Integrated control of equipment based on animal behavior
Trial and hardware control allows you to program and control external hardware devices (e.g., the opening of door or a light or sound cue) based on the behavior of the subject. For example, when the animal is a in a specific zone, or has been inactive for more than 20 seconds, EthoVision XT triggers the hardware device.
This external control can now also be based on manually scored events, when you are scoring live. With this functionality, hardware triggering can occur immediately upon annotating the behavior.
Build your own parameters
Our customers often request to be able to define their own parameters within EthoVision XT. This would indeed be very useful, for example in novel object testing.
This test often involves using the “proximity” parameter, defined as proximity of the nose point to the objects. But maybe that parameter is not sufficient for object exploration; other parameters, such as animal movement and head direction, can be just as important.
EthoVision XT 13.0 provides a solution: you can now define a multi-condition variable. Continuing with the previous example, this means that you effectively create a new, customized parameter by combining “heading to zone”, “subject is moving”, and “nose-point is in object zone”.
In addition to using existing parameters, you can also combine manually or automatically scored behaviors, hardware events, and external data to create your own variable. This allows for an effective way to automatically measure behavior in more detail.
Ask for custom parameters
Do you feel like you are missing a parameter? If the variables you are interested in are based on the x,y coordinates of the animal, we can build it for you and make it available in your EthoVision XT software.
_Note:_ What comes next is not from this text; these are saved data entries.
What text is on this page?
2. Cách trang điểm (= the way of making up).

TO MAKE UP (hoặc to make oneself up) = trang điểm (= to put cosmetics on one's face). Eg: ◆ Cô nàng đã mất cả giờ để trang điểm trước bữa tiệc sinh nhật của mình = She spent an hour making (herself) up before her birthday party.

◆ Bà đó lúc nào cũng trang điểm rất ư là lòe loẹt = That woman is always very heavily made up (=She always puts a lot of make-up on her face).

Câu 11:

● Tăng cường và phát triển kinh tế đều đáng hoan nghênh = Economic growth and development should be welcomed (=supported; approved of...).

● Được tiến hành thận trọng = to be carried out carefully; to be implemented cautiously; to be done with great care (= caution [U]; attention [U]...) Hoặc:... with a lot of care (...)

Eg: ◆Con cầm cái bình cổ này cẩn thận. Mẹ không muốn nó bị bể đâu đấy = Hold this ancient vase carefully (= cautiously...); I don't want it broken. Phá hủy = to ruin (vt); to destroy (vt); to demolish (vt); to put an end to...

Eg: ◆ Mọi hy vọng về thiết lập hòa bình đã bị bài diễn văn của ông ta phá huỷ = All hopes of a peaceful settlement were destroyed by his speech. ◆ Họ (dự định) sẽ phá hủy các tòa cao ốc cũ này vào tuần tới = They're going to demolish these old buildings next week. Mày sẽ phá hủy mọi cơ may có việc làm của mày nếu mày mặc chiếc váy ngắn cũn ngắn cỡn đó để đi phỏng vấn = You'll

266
Compare behavior before and after an event
In stimulus-response scenarios, you are likely interested in comparing the subjects’ behavior before and after the stimulus was presented. The previously introduced feature Free interval analysis is now updated so that you can select a timeframe before a certain event took place as the starting point of your interval selection. This makes it very easy to see how the behavior of the animal changed in reaction to the stimulus.